Claude Péridy 9 janvier 2011

À quoi ça sert ?

Depuis l'Antiquité, l'étain constitue, avec l'or et l'argent, l'un des minerais les plus recherchés de la planète. Dans ses mémoires, Jules César lui-même a décrit l'exploitation de mines en Grande-Bretagne. Par ordre d'importance, les principaux pays producteurs sont la Malaisie, la Bolivie, les Indes néerlandaises, la Thaïlande, etc. Le commerce du métal est centralisé à Londres. Il entre dans les alliages nobles pour fabriquer des objets d'art, tuyaux d'orgue, cloches et canons de l'artillerie à poudre. Mais la plus grande partie est utilisée dans l'étamage de tôles de fer, du cuivre des câbles électriques et la confection de feuilles minces dont on entoure certaines denrées alimentaires, encore qu'il soit de plus en plus remplacé par l'aluminium en raison de sa cherté.

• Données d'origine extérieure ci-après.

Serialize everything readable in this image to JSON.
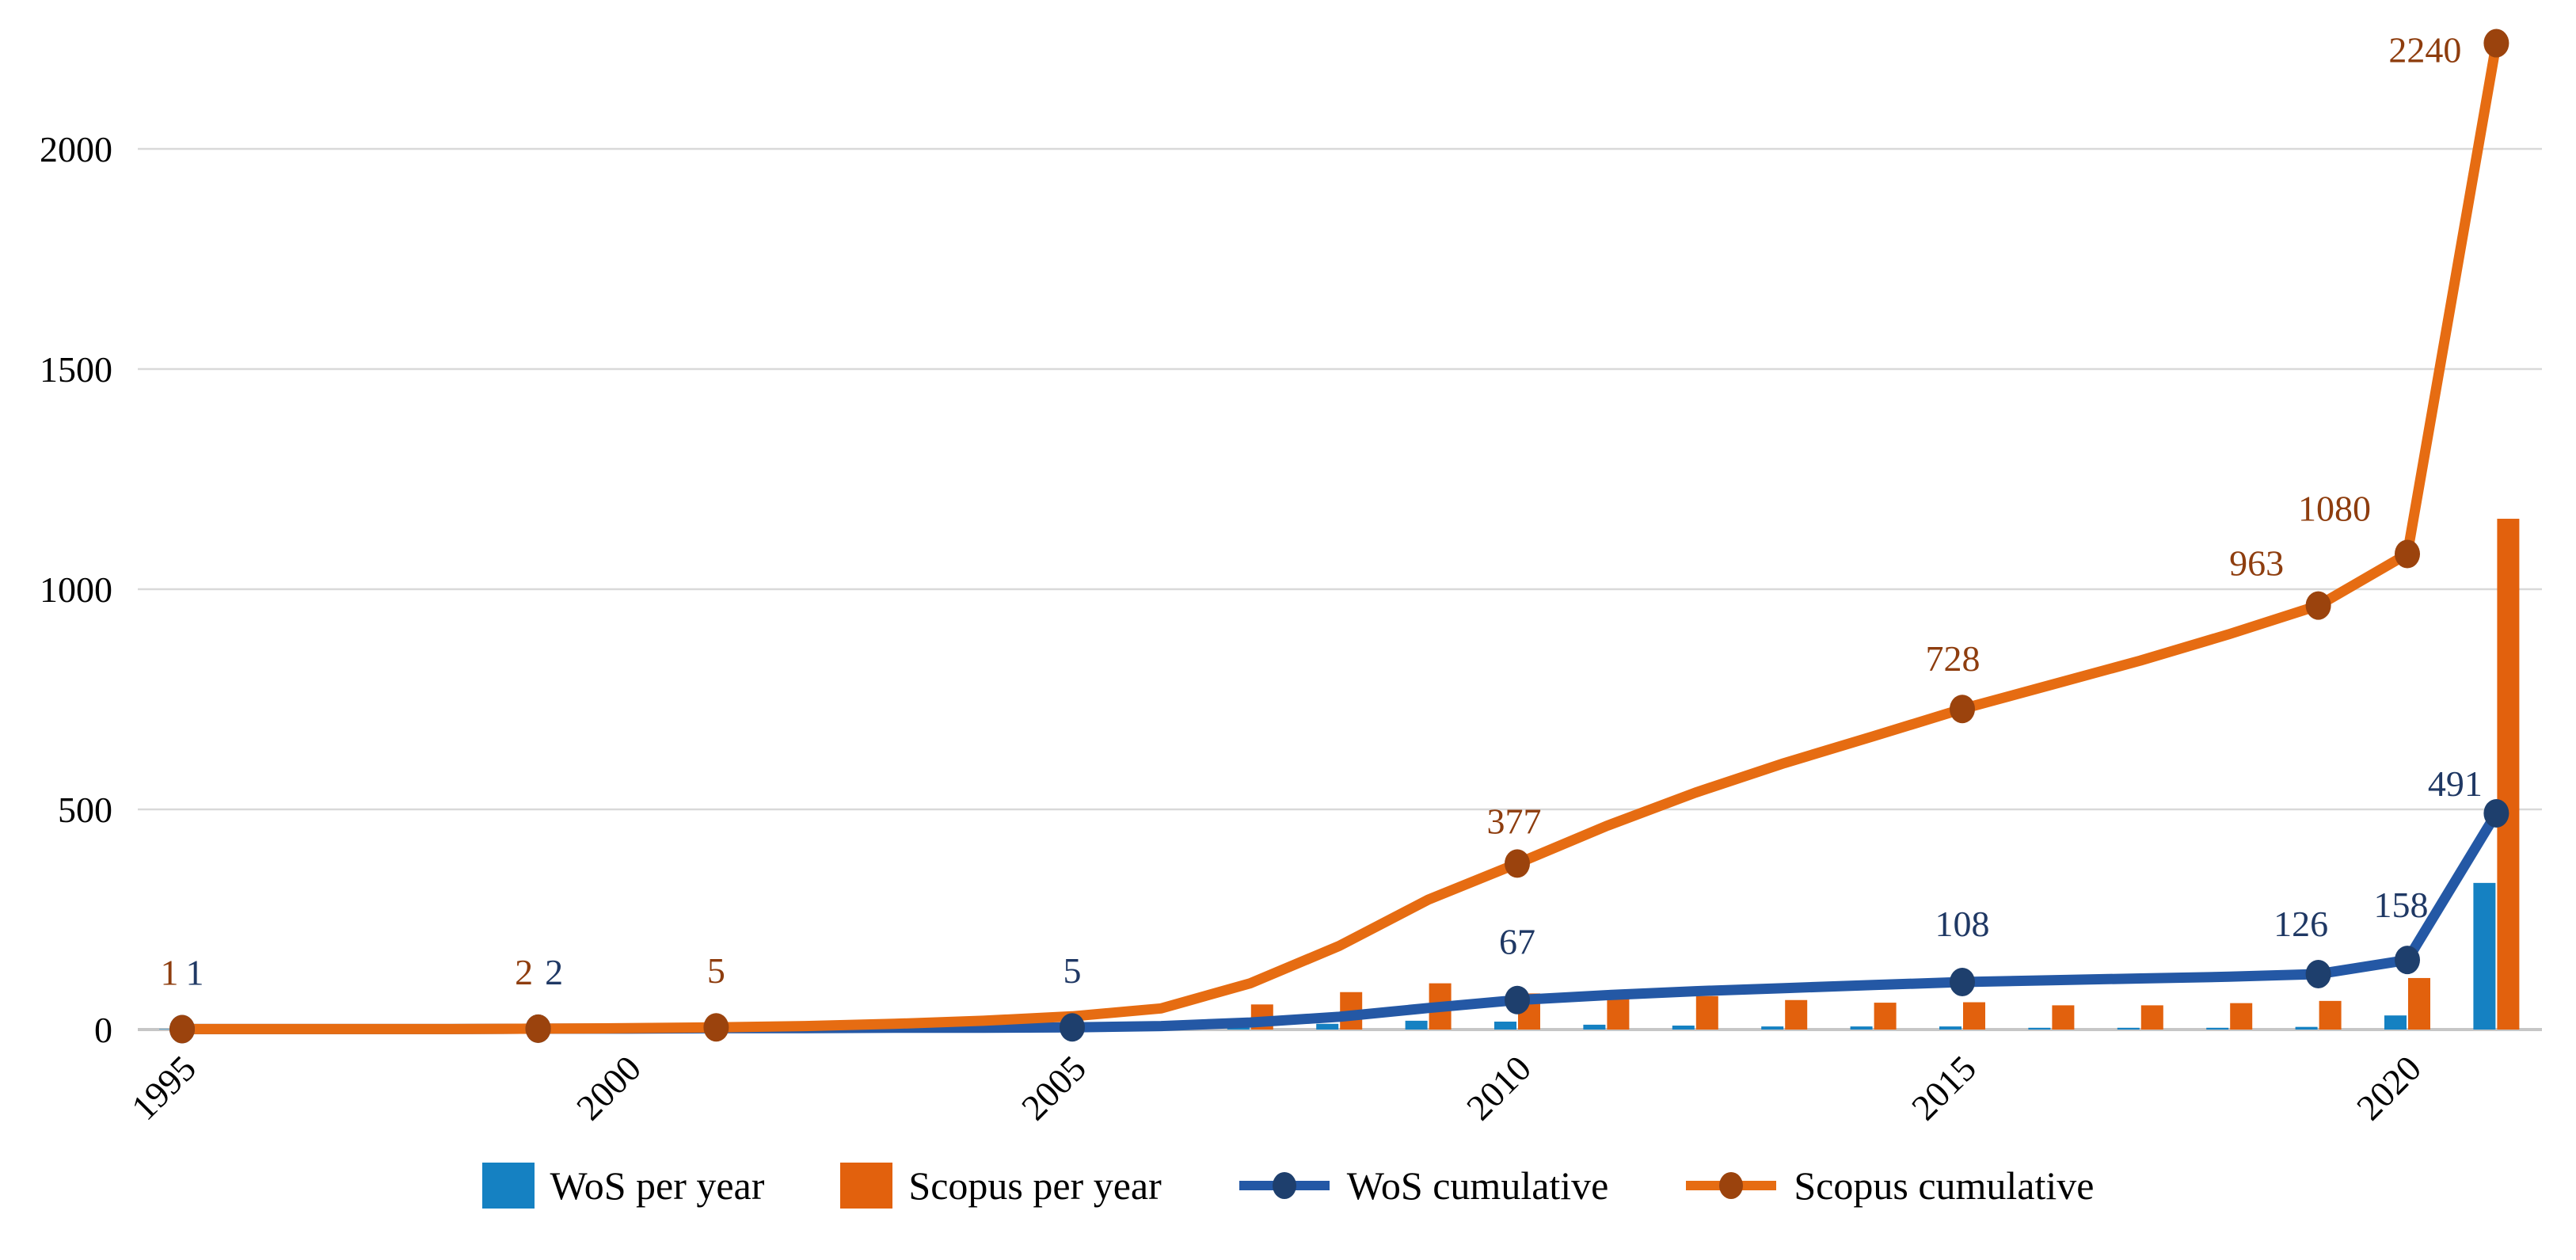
{
  "chart_data": {
    "type": "bar+line combo",
    "title": "",
    "years": [
      1995,
      1996,
      1997,
      1998,
      1999,
      2000,
      2001,
      2002,
      2003,
      2004,
      2005,
      2006,
      2007,
      2008,
      2009,
      2010,
      2011,
      2012,
      2013,
      2014,
      2015,
      2016,
      2017,
      2018,
      2019,
      2020,
      2021
    ],
    "x_tick_years": [
      1995,
      2000,
      2005,
      2010,
      2015,
      2020
    ],
    "y_ticks": [
      0,
      500,
      1000,
      1500,
      2000
    ],
    "ylim": [
      0,
      2240
    ],
    "grid": true,
    "legend_position": "bottom",
    "x_label_rotation": -45,
    "colors": {
      "wos_bar": "#1581c2",
      "scopus_bar": "#e2610d",
      "wos_line": "#2458a5",
      "wos_marker": "#1e3f6d",
      "wos_label": "#1f3864",
      "scopus_line": "#e66c12",
      "scopus_marker": "#9b430d",
      "scopus_label": "#8e3d0e",
      "gridline": "#d9d9d9",
      "baseline": "#c6c6c6",
      "tick_text": "#000000"
    },
    "series": [
      {
        "name": "WoS per year",
        "type": "bar",
        "color": "#1581c2",
        "values": [
          1,
          0,
          0,
          0,
          1,
          0,
          1,
          0,
          1,
          0,
          1,
          3,
          8,
          13,
          20,
          18,
          11,
          9,
          7,
          7,
          7,
          4,
          4,
          4,
          6,
          32,
          333
        ]
      },
      {
        "name": "Scopus per year",
        "type": "bar",
        "color": "#e2610d",
        "values": [
          1,
          0,
          0,
          0,
          1,
          1,
          2,
          3,
          5,
          7,
          10,
          18,
          57,
          85,
          105,
          82,
          85,
          76,
          67,
          61,
          62,
          55,
          55,
          60,
          65,
          117,
          1160
        ]
      },
      {
        "name": "WoS cumulative",
        "type": "line",
        "color": "#2458a5",
        "marker_color": "#1e3f6d",
        "label_color": "#1f3864",
        "values": [
          1,
          1,
          1,
          1,
          2,
          2,
          3,
          3,
          4,
          4,
          5,
          8,
          16,
          29,
          49,
          67,
          78,
          87,
          94,
          101,
          108,
          112,
          116,
          120,
          126,
          158,
          491
        ],
        "markers": [
          {
            "year": 1995,
            "value": 1,
            "label": "1",
            "dx": 16,
            "dy": -56
          },
          {
            "year": 1999,
            "value": 2,
            "label": "2",
            "dx": 20,
            "dy": -56
          },
          {
            "year": 2005,
            "value": 5,
            "label": "5",
            "dx": 0,
            "dy": -56
          },
          {
            "year": 2010,
            "value": 67,
            "label": "67",
            "dx": 0,
            "dy": -58
          },
          {
            "year": 2015,
            "value": 108,
            "label": "108",
            "dx": 0,
            "dy": -58
          },
          {
            "year": 2019,
            "value": 126,
            "label": "126",
            "dx": -22,
            "dy": -48
          },
          {
            "year": 2020,
            "value": 158,
            "label": "158",
            "dx": -8,
            "dy": -54
          },
          {
            "year": 2021,
            "value": 491,
            "label": "491",
            "dx": -52,
            "dy": -22
          }
        ]
      },
      {
        "name": "Scopus cumulative",
        "type": "line",
        "color": "#e66c12",
        "marker_color": "#9b430d",
        "label_color": "#8e3d0e",
        "values": [
          1,
          1,
          1,
          1,
          2,
          3,
          5,
          8,
          13,
          20,
          30,
          48,
          105,
          190,
          295,
          377,
          462,
          538,
          605,
          666,
          728,
          783,
          838,
          898,
          963,
          1080,
          2240
        ],
        "markers": [
          {
            "year": 1995,
            "value": 1,
            "label": "1",
            "dx": -16,
            "dy": -56
          },
          {
            "year": 1999,
            "value": 2,
            "label": "2",
            "dx": -18,
            "dy": -56
          },
          {
            "year": 2001,
            "value": 5,
            "label": "5",
            "dx": 0,
            "dy": -56
          },
          {
            "year": 2010,
            "value": 377,
            "label": "377",
            "dx": -4,
            "dy": -38
          },
          {
            "year": 2015,
            "value": 728,
            "label": "728",
            "dx": -12,
            "dy": -48
          },
          {
            "year": 2019,
            "value": 963,
            "label": "963",
            "dx": -78,
            "dy": -38
          },
          {
            "year": 2020,
            "value": 1080,
            "label": "1080",
            "dx": -92,
            "dy": -42
          },
          {
            "year": 2021,
            "value": 2240,
            "label": "2240",
            "dx": -90,
            "dy": 24
          }
        ]
      }
    ]
  },
  "legend": {
    "items": [
      {
        "label": "WoS per year",
        "swatch": "bar",
        "color": "#1581c2"
      },
      {
        "label": "Scopus per year",
        "swatch": "bar",
        "color": "#e2610d"
      },
      {
        "label": "WoS cumulative",
        "swatch": "line",
        "color": "#2458a5",
        "marker_color": "#1e3f6d"
      },
      {
        "label": "Scopus cumulative",
        "swatch": "line",
        "color": "#e66c12",
        "marker_color": "#9b430d"
      }
    ]
  }
}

Des visiteurs du monde entier
Comme aux premiers temps de la monnaie, on en trouve encore de nos jours dans certaines pièces d'euros. La production de Saint-Renan, dénommée capitale européenne de l'étain, a suscité dans ses fastes années un tel intérêt que des chefs d'entreprises minières du monde entier se sont déplacés pour visiter les installations. Notre photo : c'est dans ces fûts qu'était récupéré et transporté le minerai.